AY: I think my brain has sort of been eaten by mall culture. It’s just there. I don’t know if I could write a straight-up pastoral [poem]. Like if I tried to write a poem and just look at the woods, I would probably see the sign for a 7-Eleven in the background of that. That’s just sort of the geography that I know, it’s marked by these shitty corporate glimmering lights that’s just sort of there. As far as “Love Song from the Back of a Gamestop,” that was one of the first poems I [wrote] after that six years. The prompt I gave myself for that was like, “Let me just try to write a poem I would have written in middle school.” I was just [messing] around. It felt loose and free and I didn’t feel like I was judging it because I was like, “I’m just writing a poem I would have written in middle school. It’s probably not gonna be good.”
Then as far as continuing to incorporate pop culture, I write maybe too much about malls and maybe give malls too much shine. I was talking to [my thesis advisor] Erika Meitner, and we were talking about how sometimes when home is lost, or when you don’t have a solid sense of home… Literally, I would spend whole days in the mall growing up because I wasn’t sure where else I would go. It’s not really public space because obviously it’s all privatized and they’re trying to sell you things. But it feels like, when you don’t have a lot of parks, my public is my town square. This is my public space to make a temporary home.

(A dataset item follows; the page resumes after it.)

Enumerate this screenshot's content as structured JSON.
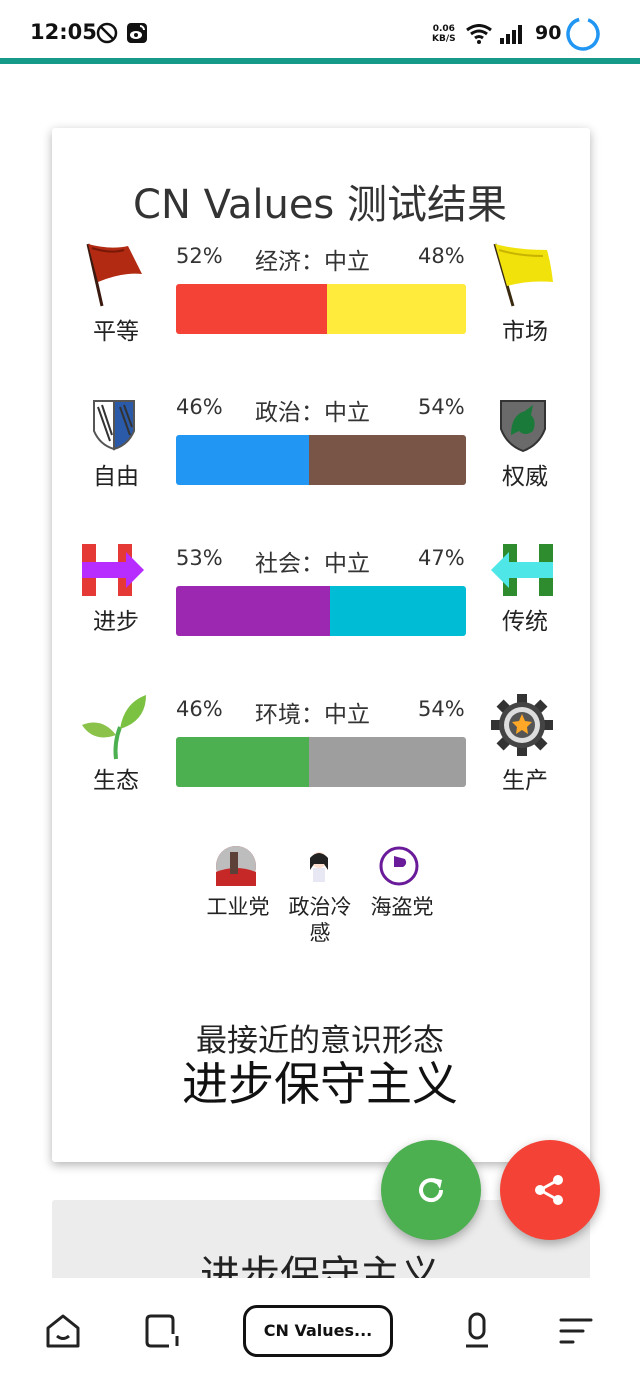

RB: To close things off, in your poem, “Poet Laureate of this Costco” you write, “I have history / It’s so nice to have a place.” What do you feel is your place or role writing poetry in this particular moment?
AY: I’m never just going to be a writer of poetry. I always think of the writing and the teaching going hand in hand. I conceived of that poem as like, “What if I went to a really weird interview where they were trying to make me Poet Laureate of Costco and I had to prove to them that I could do the job?” That poem sort of pulls from the personal, but also zooms out to look at different points in history in terms of the incarceration of Japanese Americans during internment. There’s a line in there where it’s like, “Where there is need / there is devotion.” I was trying to capture the dependence that people in Hawaii have on [Costco because it’s] one of the few places that gives them food at cheap, reasonable prices. So there’s this fixation on Costco. But it’s not really about Costco. How do we scrape something together or fulfill our needs and find what we need and give that to each other? And sometimes that’s through having to sit at a mall for 72 hours. Sometimes it’s through writing a poem.